Advogada especialista em direito da mulher explica o que avançou e o que ainda precisa ser melhorado.
Já está em vigor o programa “Mulher, Viver sem Violência”, política pública federal que tem como objetivo ampliar e melhorar os atendimentos dos serviços públicos voltados para as mulheres em situação de violência. O Decreto 11.431/2023 integra a Política Nacional de Enfrentamento à Violência contra as Mulheres e será coordenado pelo Ministério das Mulheres. A previsão é de que sejam destinados R$ 372 milhões para a implementação de novos centros de atendimento humanizado e especializado no atendimento à mulher em situação de violência doméstica, e a doação de viaturas para a Patrulha Maria da Penha.
O programa, no entanto, não é uma novidade. As diretrizes previstas no novo decreto estão ativas desde 2013 e foram inicialmente desenvolvidas no governo da ex-presidente Dilma Roussef. A advogada Marilia Golfieri Angella, especialista em direito de família, gênero e infância e juventude e sócia-fundadora do Marília Golfieri Angella – Advocacia familiar e social, explica que a principal diferença entre os dois projetos é que o atual amplia a atuação dos Ministérios, em especial os vinculados ao trabalho e à assistência social. Já as diretrizes dos órgãos no combate à violência continuam as mesmas previstas há 10 anos.
“Nestes 10 anos, por mais que possamos verificar um avanço positivo no combate e no enfrentamento da violência contra a mulher, inclusive com a promulgação da Lei 13.104/2015, que torna o feminicídio um homicídio qualificado e o coloca no rol de crimes hediondos, com penas mais altas, a ineficiência do Estado na investigação e punição dos agressores ainda é uma árdua realidade”, afirma a advogada.
Segundo Marilia, a dificuldade começa pela falta de capacitação dos funcionários atuantes na linha de frente, com informações falsas, falas misóginas e preconceituosas, que podem descredibilizar a mulher e afugentá-la na hora da denúncia. “Mesmo que haja expressa menção nos decretos de 2013 e de 2023 a respeito da necessidade de capacitação, qualificação e humanização do atendimento, essa não é uma constante em todos os estabelecimentos voltados ao combate da violência doméstica”, explica a advogada que diariamente trabalha com mulheres que estão nessa situação.

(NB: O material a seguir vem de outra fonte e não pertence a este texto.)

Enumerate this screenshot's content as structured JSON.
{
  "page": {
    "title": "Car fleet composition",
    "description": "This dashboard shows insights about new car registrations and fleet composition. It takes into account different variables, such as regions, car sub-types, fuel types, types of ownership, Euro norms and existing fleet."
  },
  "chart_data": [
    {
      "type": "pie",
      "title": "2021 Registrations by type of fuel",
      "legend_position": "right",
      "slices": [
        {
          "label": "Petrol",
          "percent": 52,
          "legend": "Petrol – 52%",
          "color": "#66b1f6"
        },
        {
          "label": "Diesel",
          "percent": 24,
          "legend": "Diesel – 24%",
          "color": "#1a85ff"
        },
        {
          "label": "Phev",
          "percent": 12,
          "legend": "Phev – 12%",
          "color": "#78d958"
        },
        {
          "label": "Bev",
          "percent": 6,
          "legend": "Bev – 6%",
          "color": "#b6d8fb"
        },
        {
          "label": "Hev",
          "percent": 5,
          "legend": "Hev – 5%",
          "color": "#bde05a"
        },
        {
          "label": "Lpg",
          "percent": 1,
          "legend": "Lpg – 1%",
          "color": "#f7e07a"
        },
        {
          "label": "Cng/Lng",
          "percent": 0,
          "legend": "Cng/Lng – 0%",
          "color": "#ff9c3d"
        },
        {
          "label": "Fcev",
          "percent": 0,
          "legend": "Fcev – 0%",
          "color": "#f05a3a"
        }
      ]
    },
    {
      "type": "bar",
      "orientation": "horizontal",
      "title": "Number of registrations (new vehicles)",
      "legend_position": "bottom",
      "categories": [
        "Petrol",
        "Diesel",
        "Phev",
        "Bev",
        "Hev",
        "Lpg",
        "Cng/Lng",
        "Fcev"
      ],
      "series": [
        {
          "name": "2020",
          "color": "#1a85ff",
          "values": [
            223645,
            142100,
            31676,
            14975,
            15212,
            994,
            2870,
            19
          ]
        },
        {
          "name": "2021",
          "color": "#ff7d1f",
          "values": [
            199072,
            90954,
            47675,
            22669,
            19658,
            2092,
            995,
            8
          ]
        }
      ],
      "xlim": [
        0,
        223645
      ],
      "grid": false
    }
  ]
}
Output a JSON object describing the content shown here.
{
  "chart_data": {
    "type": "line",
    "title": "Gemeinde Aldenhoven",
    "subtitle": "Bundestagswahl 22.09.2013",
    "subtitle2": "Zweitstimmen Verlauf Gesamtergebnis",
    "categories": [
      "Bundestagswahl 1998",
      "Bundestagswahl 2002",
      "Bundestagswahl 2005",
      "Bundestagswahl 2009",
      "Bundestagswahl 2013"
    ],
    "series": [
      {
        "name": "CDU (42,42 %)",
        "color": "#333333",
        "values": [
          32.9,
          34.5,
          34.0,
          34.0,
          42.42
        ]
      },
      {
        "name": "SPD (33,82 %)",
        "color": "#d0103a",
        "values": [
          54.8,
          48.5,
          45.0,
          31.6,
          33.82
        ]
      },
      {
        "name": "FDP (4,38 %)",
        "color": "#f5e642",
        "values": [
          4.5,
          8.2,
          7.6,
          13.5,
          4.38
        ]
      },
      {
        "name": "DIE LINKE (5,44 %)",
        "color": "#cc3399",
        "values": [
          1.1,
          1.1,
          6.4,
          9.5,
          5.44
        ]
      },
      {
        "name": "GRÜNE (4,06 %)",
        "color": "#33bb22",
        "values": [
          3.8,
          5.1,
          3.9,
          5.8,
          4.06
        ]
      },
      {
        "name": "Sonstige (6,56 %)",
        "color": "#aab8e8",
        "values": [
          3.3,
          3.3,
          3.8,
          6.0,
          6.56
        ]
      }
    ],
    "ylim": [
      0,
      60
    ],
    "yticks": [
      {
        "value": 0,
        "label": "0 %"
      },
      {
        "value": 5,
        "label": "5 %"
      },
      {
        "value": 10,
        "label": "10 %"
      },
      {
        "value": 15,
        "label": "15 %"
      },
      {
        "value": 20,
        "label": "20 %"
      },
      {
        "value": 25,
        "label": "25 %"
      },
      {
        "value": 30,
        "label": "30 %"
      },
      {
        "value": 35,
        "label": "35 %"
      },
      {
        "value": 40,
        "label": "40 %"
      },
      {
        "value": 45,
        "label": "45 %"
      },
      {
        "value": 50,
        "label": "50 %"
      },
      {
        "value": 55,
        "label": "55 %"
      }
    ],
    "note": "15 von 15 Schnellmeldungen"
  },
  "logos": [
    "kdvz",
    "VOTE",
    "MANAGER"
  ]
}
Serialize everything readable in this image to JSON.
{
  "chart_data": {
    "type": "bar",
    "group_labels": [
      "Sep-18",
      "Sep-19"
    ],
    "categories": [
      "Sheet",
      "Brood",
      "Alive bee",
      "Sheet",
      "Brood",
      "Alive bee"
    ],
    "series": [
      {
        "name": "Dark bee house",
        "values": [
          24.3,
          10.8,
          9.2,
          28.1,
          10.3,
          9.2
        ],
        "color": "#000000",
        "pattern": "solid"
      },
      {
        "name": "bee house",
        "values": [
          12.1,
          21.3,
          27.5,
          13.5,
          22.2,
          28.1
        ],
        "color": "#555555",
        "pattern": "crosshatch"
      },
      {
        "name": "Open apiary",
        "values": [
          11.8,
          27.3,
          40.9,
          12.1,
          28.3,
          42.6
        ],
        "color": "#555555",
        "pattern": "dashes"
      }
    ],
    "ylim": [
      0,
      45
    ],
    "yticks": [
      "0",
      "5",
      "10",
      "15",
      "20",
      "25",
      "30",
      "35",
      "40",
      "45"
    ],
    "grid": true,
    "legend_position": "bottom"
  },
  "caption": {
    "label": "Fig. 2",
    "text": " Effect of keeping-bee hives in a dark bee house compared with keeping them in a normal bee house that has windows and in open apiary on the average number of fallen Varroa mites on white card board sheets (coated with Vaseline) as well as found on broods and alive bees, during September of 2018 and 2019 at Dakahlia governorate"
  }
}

Além disso, de acordo com Marilia Golfieri Angella, existe a demora na tramitação dos inquéritos policiais que investigam violência doméstica, que levam anos para terem andamento por parte das delegacias, ainda que especializadas. “Quem sofre violência doméstica, precisa de urgência na resposta. Quem comete violência doméstica, igualmente. Se não andarmos a passos largos na melhoria da eficiência e celeridade, continuaremos enxugando gelo nas ações de prevenção e informação a respeito do tema, pois mulheres continuarão com medo de denunciar e os agressores continuarão validados a agir da forma como agem”, completa.
Ocorre que na maior parte dos casos, o agressor continua vivendo sua vida normalmente, mantendo seu emprego, vivendo na mesma casa, frequentando os mesmos lugares, enquanto a mulher precisa se afastar de seu território, lutar para recuperar sua autoestima e sua saúde mental, estabilizar‑se economicamente junto aos filhos na nova dinâmica familiar, reestabelecer-se fisicamente, entre outras tantas batalhas vivenciadas em decorrência das assimetrias de gênero. "A sensação de impunidade e injustiça pairam sob os casos de violência doméstica na prática, o que afeta até mesmo os profissionais que atuam na causa em razão do sentimento de frustração e impotência” alerta a especialista.
“A melhora da legislação ajuda, mas ela precisa ser acompanhada de uma mudança sistêmica no funcionamento dos órgãos, em especial garantindo eficiência e celeridade nos procedimentos, que garantam o que está escrito, que garantam o cumprimento da lei já vigente”, finaliza.